Queens Theatre 2, Thu 5th Oct, 11:30am, 1 Hour Facilitator: Jamie Lewis 1st Provocateur: Assoc Prof. Hilary Glow 2nd Provocateur: Dr Anne Kershaw

A Deakin University research team conducted an impact evaluation of Asia TOPA: the triennial of Asian performing arts, held in Melbourne earlier this year, with a focus on attracting non-attendees - of diversifying audiences, and have since developed a new audience development model. This discussion and workshop outlines the research model and discusses the profound challenges facing arts organisations seeking to attract new and diverse audiences. Participants will reflect on their own organisations and practices in order to determine whether they avoid, reluctantly adapt, or embrace the changes needed to successfully diversify arts audiences.

Key Points (Updated Live)

  • Participatory session, focused on how to diversify our audiences through research models, forthcoming publication at Deakin. Asia TOPA became a case study for this research. Focus is on creating a model to allow organisations to diversify their audience. Deep engagement with the consortium orgs and partner orgs, interviews, focus groups, case studies etc.

  • Organisational shift to develop new audiences, huge emphasis on diversity. It’s a change process that challenges organisations. What’s the change that is required and what is the resistance? Why is there a resistance?

  • Marketing departments being a key to connection with audience engagement. But it is also a combination of programming, communication and education. Programming by itself cannot be a proxy for audience development. There needs to be deep conversation between programming and marketing in collaborative spirit.

  • An understanding of the context in which the organisation is set. Small communities, and theatre companies in those communities cannot specialise within one group. The companies are often connected right into the community. Using the local diverse groups to help organisations to understand how to deliver a diversified programming model.

  • Key strategies: being specific in what that audience is and not using general language; having diversity within your staff who draw in different knowledge and skills, which helps to understand how to best adapt programming for a wider audience; nuanced and targeted research; Building relationships with the specific audience that you want to bring in.

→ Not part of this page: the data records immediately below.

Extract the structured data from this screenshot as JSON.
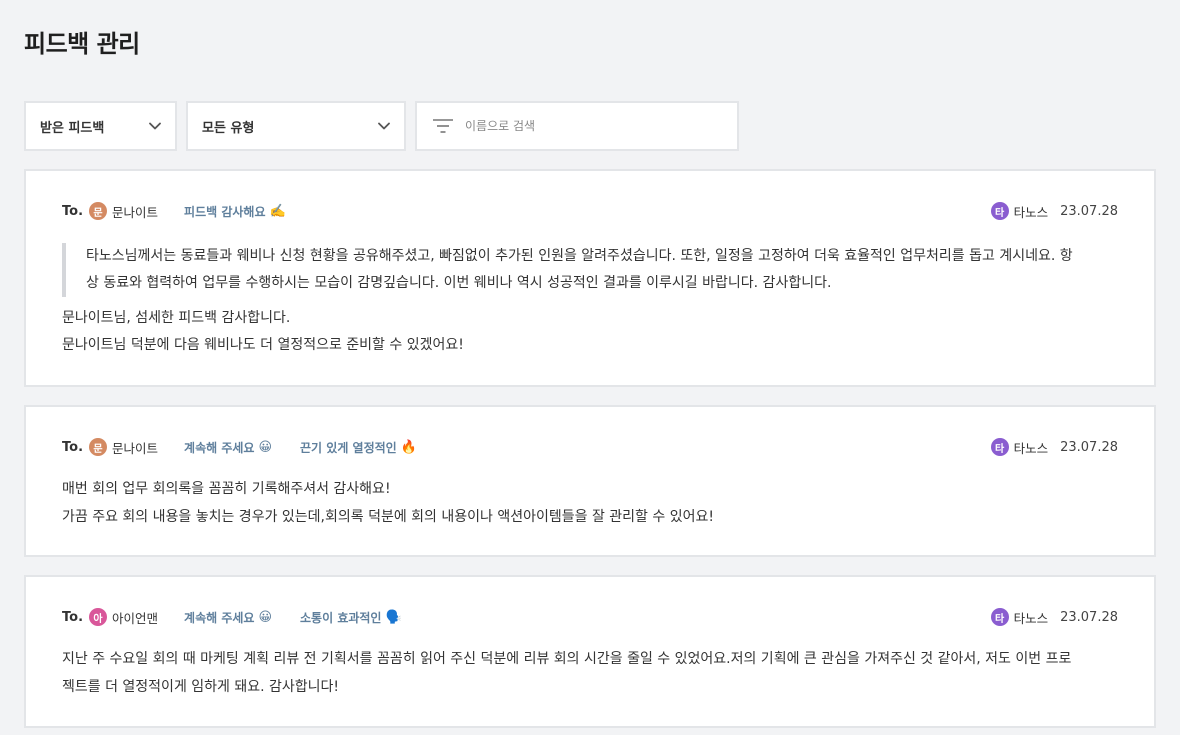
{
  "page": {
    "title": "피드백 관리"
  },
  "filters": {
    "received": {
      "label": "받은 피드백"
    },
    "type": {
      "label": "모든 유형"
    },
    "search": {
      "placeholder": "이름으로 검색",
      "value": ""
    }
  },
  "colors": {
    "background": "#f2f3f5",
    "tag_text": "#5f7f9c",
    "avatar_moon": "#d48a62",
    "avatar_iron": "#d9579a",
    "avatar_thanos": "#8a5dd0",
    "card_border": "#e3e5e8"
  },
  "feedbacks": [
    {
      "to_label": "To.",
      "recipient": {
        "initial": "문",
        "name": "문나이트"
      },
      "tags": [
        {
          "label": "피드백 감사해요",
          "emoji": "✍️"
        }
      ],
      "sender": {
        "initial": "타",
        "name": "타노스"
      },
      "date": "23.07.28",
      "quote_lines": [
        "타노스님께서는 동료들과 웨비나 신청 현황을 공유해주셨고, 빠짐없이 추가된 인원을 알려주셨습니다. 또한, 일정을 고정하여 더욱 효율적인 업무처리를 돕고 계시네요. 항",
        "상 동료와 협력하여 업무를 수행하시는 모습이 감명깊습니다. 이번 웨비나 역시 성공적인 결과를 이루시길 바랍니다. 감사합니다."
      ],
      "reply_lines": [
        "문나이트님, 섬세한 피드백 감사합니다.",
        "문나이트님 덕분에 다음 웨비나도 더 열정적으로 준비할 수 있겠어요!"
      ]
    },
    {
      "to_label": "To.",
      "recipient": {
        "initial": "문",
        "name": "문나이트"
      },
      "tags": [
        {
          "label": "계속해 주세요",
          "emoji": "😀"
        },
        {
          "label": "끈기 있게 열정적인",
          "emoji": "🔥"
        }
      ],
      "sender": {
        "initial": "타",
        "name": "타노스"
      },
      "date": "23.07.28",
      "body_lines": [
        "매번 회의 업무 회의록을 꼼꼼히 기록해주셔서 감사해요!",
        "가끔 주요 회의 내용을 놓치는 경우가 있는데,회의록 덕분에 회의 내용이나 액션아이템들을 잘 관리할 수 있어요!"
      ]
    },
    {
      "to_label": "To.",
      "recipient": {
        "initial": "아",
        "name": "아이언맨"
      },
      "tags": [
        {
          "label": "계속해 주세요",
          "emoji": "😀"
        },
        {
          "label": "소통이 효과적인",
          "emoji": "🗣️"
        }
      ],
      "sender": {
        "initial": "타",
        "name": "타노스"
      },
      "date": "23.07.28",
      "body_lines": [
        "지난 주 수요일 회의 때 마케팅 계획 리뷰 전 기획서를 꼼꼼히 읽어 주신 덕분에 리뷰 회의 시간을 줄일 수 있었어요.저의 기획에 큰 관심을 가져주신 것 같아서, 저도 이번 프로",
        "젝트를 더 열정적이게 임하게 돼요. 감사합니다!"
      ]
    }
  ]
}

  • An organisation taking on the drive towards diversity and not just one department. It’s an organisational responsibility, not just a marketing or educational issue.

  • Organisations having a commitment to evaluation, research and development do better than those who don’t. It is important to go into communities for these evaluations.

  • What is the incentive for organisations to change? A universal understanding that audience for the performing arts are falling. Motivations for organisations are the public value requirements, box office and cultural shifts.

  • How to understand the complexity of audiences? Being very specific with what the audience’s backgrounds/history/context are, and how that affects their interactions with our organisations. Understanding the demographics in an in-depth way; the cross cutting of culture, race and language.

  • Capacity for organisations to change; small organisations can adapt to this model, due to limited resources and needing to be specific with resource expenditure. How much are the leaders of our organisations willing to listen and step aside for people who understand the communities that the organisation is operating?

  • Public publication of Asia TOPA evaluation: goes in February 2018 with release date after that, which will contain the report, research collection and case studies.